出典:令和4年度 秋期 システム監査技術者試験 午前Ⅱ 問18
- アn+1
- イ2n
- ウn(n-1)/2
- エn²
正解:イ
解説
公開鍵暗号方式では,利用者ごとに公開鍵と秘密鍵の組(2個)を保有すれば,相互に暗号通信を行うことができます。送信者が受信者の公開鍵で暗号化し,受信者が自身の秘密鍵で復号する仕組み上,通信相手ごとに個別の鍵の組が必要となる共通鍵暗号方式とは異なり,1人当たり1組の鍵(2個)を持てば,n人全員との通信に利用できます。したがって,n人分の鍵の総数は2×n=2n個になります。n(n-1)/2は,共通鍵暗号方式でn人が相互に通信する際に必要な鍵の組数の考え方であり,本問には当てはまりません。
選択肢ごとの解説
- ア誤り。n+1個では,各利用者が公開鍵と秘密鍵の組(2個)を持つために必要な鍵の総数を説明できません。

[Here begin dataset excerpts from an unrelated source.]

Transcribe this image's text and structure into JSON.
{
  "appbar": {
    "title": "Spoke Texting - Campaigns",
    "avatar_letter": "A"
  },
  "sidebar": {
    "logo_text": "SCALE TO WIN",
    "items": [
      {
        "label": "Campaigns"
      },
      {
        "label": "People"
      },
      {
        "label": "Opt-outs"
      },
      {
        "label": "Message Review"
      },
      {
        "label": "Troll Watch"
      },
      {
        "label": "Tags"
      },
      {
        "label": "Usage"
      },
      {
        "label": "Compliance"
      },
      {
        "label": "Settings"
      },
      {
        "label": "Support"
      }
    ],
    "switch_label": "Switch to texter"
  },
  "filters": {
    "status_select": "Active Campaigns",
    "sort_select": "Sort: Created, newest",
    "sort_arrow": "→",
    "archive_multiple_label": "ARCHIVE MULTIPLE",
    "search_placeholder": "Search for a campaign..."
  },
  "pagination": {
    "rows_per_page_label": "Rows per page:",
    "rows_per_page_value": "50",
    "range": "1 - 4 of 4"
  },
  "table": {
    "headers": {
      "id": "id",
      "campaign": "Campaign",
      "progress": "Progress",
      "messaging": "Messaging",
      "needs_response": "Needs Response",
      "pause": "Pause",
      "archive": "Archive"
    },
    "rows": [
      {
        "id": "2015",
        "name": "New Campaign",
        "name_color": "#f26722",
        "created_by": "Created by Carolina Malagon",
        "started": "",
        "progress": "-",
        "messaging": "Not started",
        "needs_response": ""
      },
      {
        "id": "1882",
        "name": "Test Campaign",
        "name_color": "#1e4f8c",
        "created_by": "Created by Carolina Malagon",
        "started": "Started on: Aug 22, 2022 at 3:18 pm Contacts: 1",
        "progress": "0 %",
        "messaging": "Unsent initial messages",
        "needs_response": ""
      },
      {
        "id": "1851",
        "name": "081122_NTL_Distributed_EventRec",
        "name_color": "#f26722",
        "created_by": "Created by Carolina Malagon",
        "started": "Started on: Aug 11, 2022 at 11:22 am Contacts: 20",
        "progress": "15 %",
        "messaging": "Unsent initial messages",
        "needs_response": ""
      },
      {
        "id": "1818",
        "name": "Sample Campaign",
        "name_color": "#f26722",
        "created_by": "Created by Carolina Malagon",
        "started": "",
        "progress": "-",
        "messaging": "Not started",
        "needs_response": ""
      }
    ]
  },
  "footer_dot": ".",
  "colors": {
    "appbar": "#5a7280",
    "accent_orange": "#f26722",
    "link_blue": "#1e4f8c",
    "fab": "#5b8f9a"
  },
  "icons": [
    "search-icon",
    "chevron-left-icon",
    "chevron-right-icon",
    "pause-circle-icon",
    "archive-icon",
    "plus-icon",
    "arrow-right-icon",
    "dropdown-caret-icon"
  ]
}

- イ正しい。公開鍵暗号方式では,1人当たり公開鍵と秘密鍵の組(2個)を持てばよいので,n人では2n個の鍵が必要になります。
- ウ誤り。n(n-1)/2は,共通鍵暗号方式でn人が相互に通信する際に必要な鍵の組数(ペアごとに1個の共通鍵)の考え方であり,公開鍵暗号方式には当てはまりません。
- エ誤り。n²個は,本問の条件から導かれる値ではありません。